I have a question regarding accessing the subtype information associated with TCGA projects using
TCGAbiolinks package (in this example, specifically COAD but my question applies to other projects including SKCM for instance)
When I download the RNAseq experiment as a SummarizedExperiment object I can access the metadata associated with the samples by calling
colData(coad). In this data frame, there is information regarding MSI (microsatellite instability) status of tumors. The information I get from there is the following:
# Prepared coad object previously by using GDCdownload and GDCprepare functions meta <- as.data.frame(colData(coad)) dim(meta) #> 521 102 summary(meta$subtype_MSI_status) #> MSI-H MSI-L MSS Not Evaluable NA's #> 0 40 42 126 0 313
Alternatively, I can also download subtype information using
TCGAquery_subtype function. When I do that and look at the MSI data in the downloaded data frame, this is what I see:
subtype <- TCGAbiolinks::TCGAquery_subtype("COAD") dim(subtype) #> 276 45 summary(subtype$MSI_status) #> MSI-H MSI-L MSS Not Evaluable #> 0 38 44 193 1
A similar discrepancy is also present when comparing survival times between SummarizedExperiment and TCGAquery_subtype data frames.
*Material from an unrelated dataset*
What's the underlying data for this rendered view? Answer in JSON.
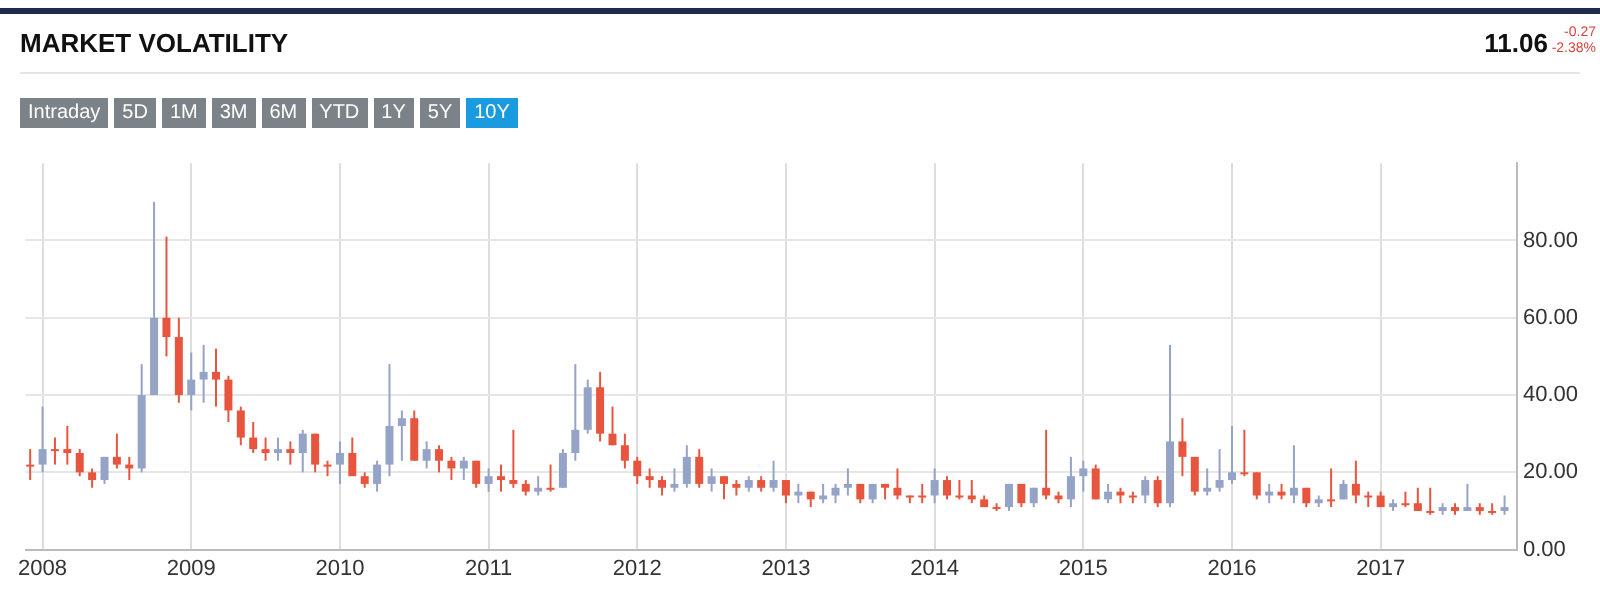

One has a shorter followup time than the other for some patients (ie. the patient is censored at an early date with alive vital_status in one data frame whereas he/she appears deceased in the other data frame at a later time point.
What is the reason for the discrepancy between different subtype data? I remember having similar issues with SKCM (both for subtype and survival data). I would appreciate if you can let me know which is the more accurate version to use.